One of them twitched against a cello wire stretched across a corner of the room. The tip of another pole scrabbled on the ceiling. A third, covered in graphite, rubbed against the walls, leaving two lazy arcs.

"When kids learn something, they just do it," Bray continued. "Let's say everyone is singing a song. A kid doesn't think, 'Oh, I don't know all the words to this song. . . .' No, they just--" Tilting her head up, she metamorphosed into a curious child experimentally mouthing the words to a song. Gradually, raw sounds became recognizable words.


"Slowly, they do it. So I think that's the way to do things. And then you find out what happens. My art is . . . all about investigating through doing."

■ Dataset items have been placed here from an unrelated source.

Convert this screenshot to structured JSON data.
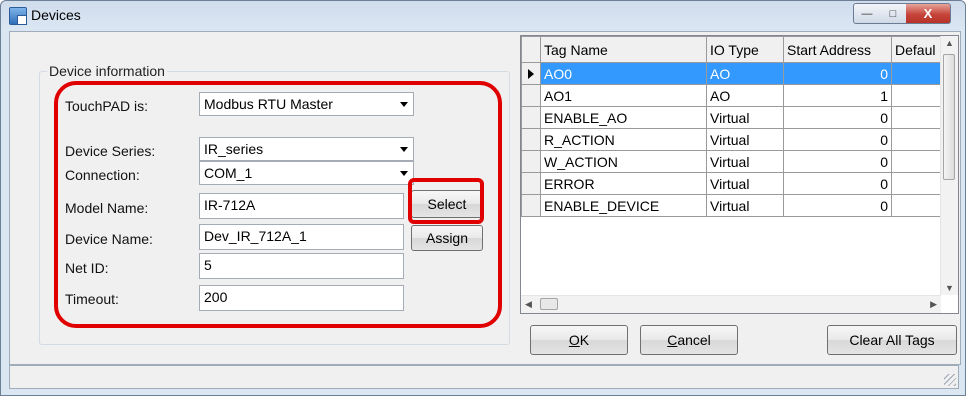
{
  "window": {
    "title": "Devices",
    "controls": {
      "minimize": "—",
      "maximize": "□",
      "close": "X"
    }
  },
  "device_info": {
    "group_title": "Device information",
    "fields": {
      "touchpad": {
        "label": "TouchPAD is:",
        "value": "Modbus RTU Master"
      },
      "series": {
        "label": "Device Series:",
        "value": "IR_series"
      },
      "connection": {
        "label": "Connection:",
        "value": "COM_1"
      },
      "model": {
        "label": "Model Name:",
        "value": "IR-712A"
      },
      "device_name": {
        "label": "Device Name:",
        "value": "Dev_IR_712A_1"
      },
      "net_id": {
        "label": "Net ID:",
        "value": "5"
      },
      "timeout": {
        "label": "Timeout:",
        "value": "200"
      }
    },
    "select_label": "Select",
    "assign_label": "Assign",
    "highlight_color": "#e00000"
  },
  "tags_grid": {
    "columns": [
      "Tag Name",
      "IO Type",
      "Start Address",
      "Defaul"
    ],
    "rows": [
      {
        "name": "AO0",
        "type": "AO",
        "addr": "0",
        "def": ""
      },
      {
        "name": "AO1",
        "type": "AO",
        "addr": "1",
        "def": ""
      },
      {
        "name": "ENABLE_AO",
        "type": "Virtual",
        "addr": "0",
        "def": ""
      },
      {
        "name": "R_ACTION",
        "type": "Virtual",
        "addr": "0",
        "def": ""
      },
      {
        "name": "W_ACTION",
        "type": "Virtual",
        "addr": "0",
        "def": ""
      },
      {
        "name": "ERROR",
        "type": "Virtual",
        "addr": "0",
        "def": ""
      },
      {
        "name": "ENABLE_DEVICE",
        "type": "Virtual",
        "addr": "0",
        "def": ""
      }
    ],
    "selected_row": 0,
    "selection_color": "#3399ff"
  },
  "buttons": {
    "ok": "OK",
    "cancel": "Cancel",
    "clear_all": "Clear All Tags"
  }
}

Most of the pieces in the studio are destined for a one-woman show opening Saturday at critically well-regarded Sue Spaid Fine Art in Los Angeles--a first for Bray, whose work has been in various group exhibitions over the years, at the Laguna Art Museum, Saddleback College Art Gallery, BC Space in Laguna Beach, Cirrus Gallery in Los Angeles and elsewhere.

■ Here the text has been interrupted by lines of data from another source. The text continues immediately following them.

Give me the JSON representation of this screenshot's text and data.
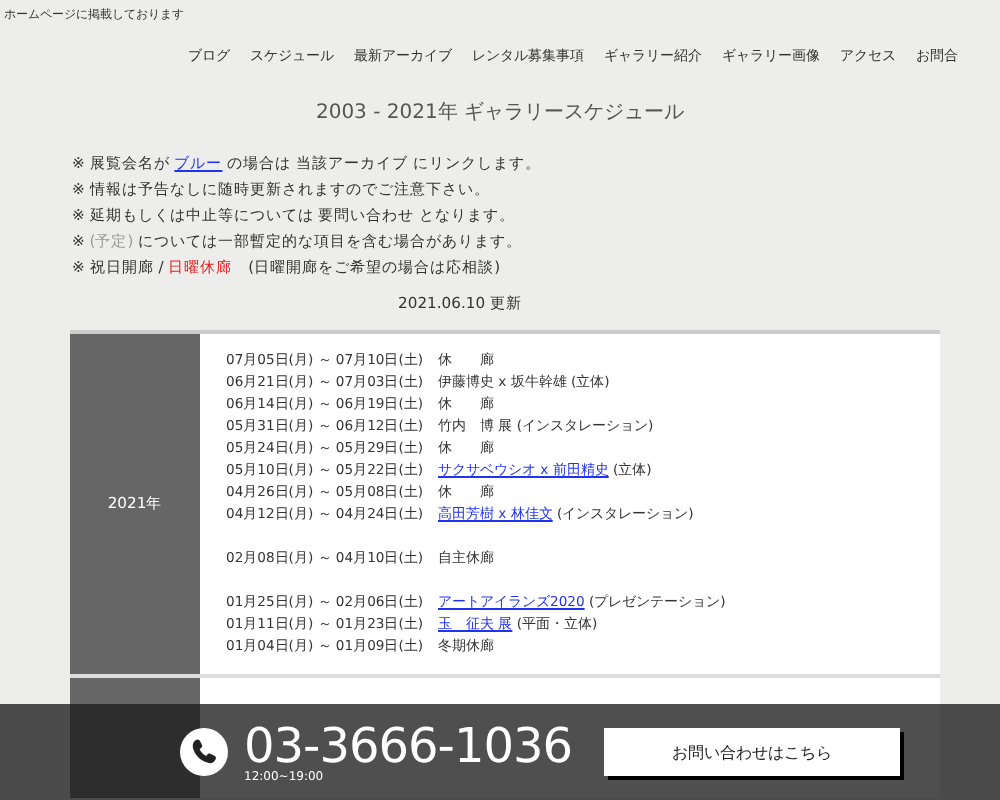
{
  "top_notice": "ホームページに掲載しております",
  "nav": [
    "ブログ",
    "スケジュール",
    "最新アーカイブ",
    "レンタル募集事項",
    "ギャラリー紹介",
    "ギャラリー画像",
    "アクセス",
    "お問合"
  ],
  "title": "2003 - 2021年 ギャラリースケジュール",
  "notes": [
    [
      {
        "kind": "text",
        "text": "※ 展覧会名が "
      },
      {
        "kind": "link",
        "text": "ブルー"
      },
      {
        "kind": "text",
        "text": " の場合は 当該アーカイブ にリンクします。"
      }
    ],
    [
      {
        "kind": "text",
        "text": "※ 情報は予告なしに随時更新されますのでご注意下さい。"
      }
    ],
    [
      {
        "kind": "text",
        "text": "※ 延期もしくは中止等については 要問い合わせ となります。"
      }
    ],
    [
      {
        "kind": "text",
        "text": "※ "
      },
      {
        "kind": "muted",
        "text": "(予定)"
      },
      {
        "kind": "text",
        "text": " については一部暫定的な項目を含む場合があります。"
      }
    ],
    [
      {
        "kind": "text",
        "text": "※ 祝日開廊 / "
      },
      {
        "kind": "red",
        "text": "日曜休廊"
      },
      {
        "kind": "text",
        "text": "　(日曜開廊をご希望の場合は応相談)"
      }
    ]
  ],
  "updated": "2021.06.10 更新",
  "years": [
    {
      "year": "2021年",
      "rows": [
        {
          "date": "07月05日(月) ～ 07月10日(土)",
          "title": "休　　廊",
          "link": false,
          "gap_before": false
        },
        {
          "date": "06月21日(月) ～ 07月03日(土)",
          "title": "伊藤博史 x 坂牛幹雄 (立体)",
          "link": false,
          "gap_before": false
        },
        {
          "date": "06月14日(月) ～ 06月19日(土)",
          "title": "休　　廊",
          "link": false,
          "gap_before": false
        },
        {
          "date": "05月31日(月) ～ 06月12日(土)",
          "title": "竹内　博 展 (インスタレーション)",
          "link": false,
          "gap_before": false
        },
        {
          "date": "05月24日(月) ～ 05月29日(土)",
          "title": "休　　廊",
          "link": false,
          "gap_before": false
        },
        {
          "date": "05月10日(月) ～ 05月22日(土)",
          "title": "サクサベウシオ x 前田精史",
          "note": " (立体)",
          "link": true,
          "gap_before": false
        },
        {
          "date": "04月26日(月) ～ 05月08日(土)",
          "title": "休　　廊",
          "link": false,
          "gap_before": false
        },
        {
          "date": "04月12日(月) ～ 04月24日(土)",
          "title": "高田芳樹 x 林佳文",
          "note": " (インスタレーション)",
          "link": true,
          "gap_before": false
        },
        {
          "date": "02月08日(月) ～ 04月10日(土)",
          "title": "自主休廊",
          "link": false,
          "gap_before": true
        },
        {
          "date": "01月25日(月) ～ 02月06日(土)",
          "title": "アートアイランズ2020",
          "note": " (プレゼンテーション)",
          "link": true,
          "gap_before": true
        },
        {
          "date": "01月11日(月) ～ 01月23日(土)",
          "title": "玉　征夫 展",
          "note": " (平面・立体)",
          "link": true,
          "gap_before": false
        },
        {
          "date": "01月04日(月) ～ 01月09日(土)",
          "title": "冬期休廊",
          "link": false,
          "gap_before": false
        }
      ]
    }
  ],
  "contact": {
    "phone": "03-3666-1036",
    "hours": "12:00~19:00",
    "button": "お問い合わせはこちら"
  }
}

Emerging as an artist years after a bi-coastal career as an educator, Bray prefers not to be typecast by age ("You can say I'm a well-preserved 85," she jokes, exaggerating wildly). But she readily admits that she is not one to hustle. "I figured my job was to make work that maybe was going to turn out to be good," she said. "Also, I'm lazy. I would rather play in my studio."

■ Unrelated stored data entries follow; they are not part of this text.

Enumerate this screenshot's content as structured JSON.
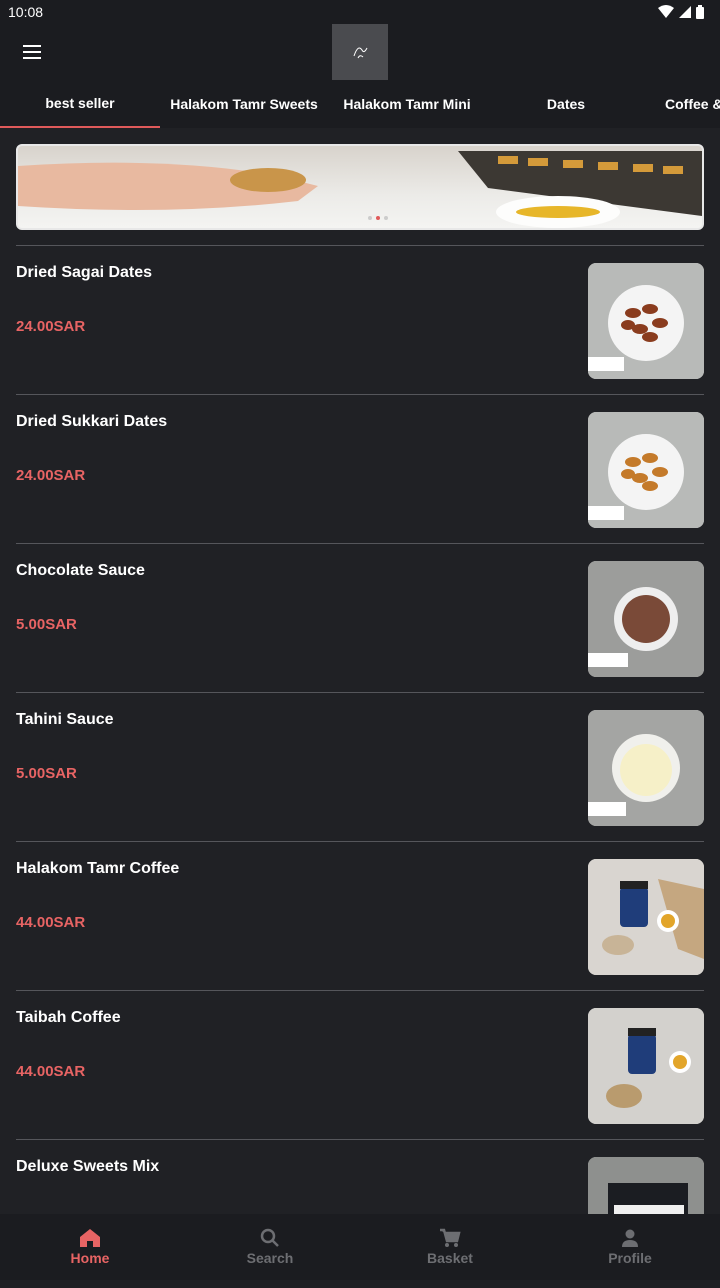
{
  "status": {
    "time": "10:08"
  },
  "tabs": [
    {
      "label": "best seller"
    },
    {
      "label": "Halakom Tamr Sweets"
    },
    {
      "label": "Halakom Tamr Mini"
    },
    {
      "label": "Dates"
    },
    {
      "label": "Coffee &"
    }
  ],
  "products": [
    {
      "name": "Dried Sagai Dates",
      "price": "24.00SAR",
      "icon": "dates-bowl-image"
    },
    {
      "name": "Dried Sukkari Dates",
      "price": "24.00SAR",
      "icon": "dates-bowl-image"
    },
    {
      "name": "Chocolate Sauce",
      "price": "5.00SAR",
      "icon": "sauce-cup-image"
    },
    {
      "name": "Tahini Sauce",
      "price": "5.00SAR",
      "icon": "sauce-cup-image"
    },
    {
      "name": "Halakom Tamr Coffee",
      "price": "44.00SAR",
      "icon": "coffee-jar-image"
    },
    {
      "name": "Taibah Coffee",
      "price": "44.00SAR",
      "icon": "coffee-jar-image"
    },
    {
      "name": "Deluxe Sweets Mix",
      "price": "",
      "icon": "sweets-box-image"
    }
  ],
  "nav": [
    {
      "label": "Home",
      "icon": "home-icon"
    },
    {
      "label": "Search",
      "icon": "search-icon"
    },
    {
      "label": "Basket",
      "icon": "cart-icon"
    },
    {
      "label": "Profile",
      "icon": "person-icon"
    }
  ],
  "colors": {
    "accent": "#e86464",
    "background": "#202125"
  }
}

Her work utilizes ordinary objects and materials: feathers, paper, slender sticks of bass wood, small stones, eggshells and thin sheets of lead. Subject to the vagaries of air currents and subtle shifts in lighting, these works exist in a highly provisional realm that is just this side of extinction.

Five wispy lengths of wood lightly pinned to the wall are liable to shift suddenly, like errant Pick-Up-Stix. Faint graphite particles blown onto sheets of translucent film trace the ebbing of a human breath.Nestled in skinny boxes hung on the wall, long, narrow sheets of paper contain the sooty traces of smoke.

"What is interesting about the smoke (pieces)," Bray said, "is how hard it is to control them. There's the wind coming in, the height of the candle flame. . . . But it's also more fun than if you just learn to draw (smoke). Because I'm dealing with the real thing. You need to control it to a certain point . . . but it will do things all by itself that no one would ever associate with it."

As we spoke, one of the motor-powered pieces got stuck on a bump on the ceiling. "It's trying very hard to get out," Bray remarked, in her anthropomorphizing way.

"I'm only interested in the wispy things in a (particular) space," she said. "Everything I make, whether I want to or not, is for the place where it is.

"The tricky thing is, can you make some wispy thing and have someone see it? You never know (if a piece is working) until the other person says, 'I saw it' or 'I didn't.' . . . I don't think it's fair to be hermetic. Because you put something in public and it has to speak a language."

A woman blessed with delicate features and a diminutive physique, Bray always has worked small. Once another artist told her she must be "afraid" of mass in her work. "I thought, well, maybe I am. I ought to do something about it. So for a month I did these things called 'Chunky Experiments.' " She laughed. "Then I thought, I'm not afraid of mass; I'm just not interested."

For a long time she was puzzled about the origin of the aesthetic sensibility some have seen as specifically "Japanese." (In fact, she has never visited Japan.) It was only when her mother sent her a picture of the pasture at her family's Pennsylvania country house in winter that Bray realized the true source of her vision.

"It has to do with this (quality of) almost disappearing. There's snow on the ground, but not completely covering everything and there are these sticks of dried grasses and stuff, and the trees that are all bare. There's an electric wire fence with torn pieces of cloth, so people will see the wire. It's very, very subtle."


In her studio, ordinary white feathers mounted on a skinny pole slowly revolve on a small base that wobbles slightly.

"Somebody said, 'Why doesn't it go faster?' But I don't want it to go faster. It's that quarter-inch that makes all the difference. There's no leeway in what I do. I can't get away from that."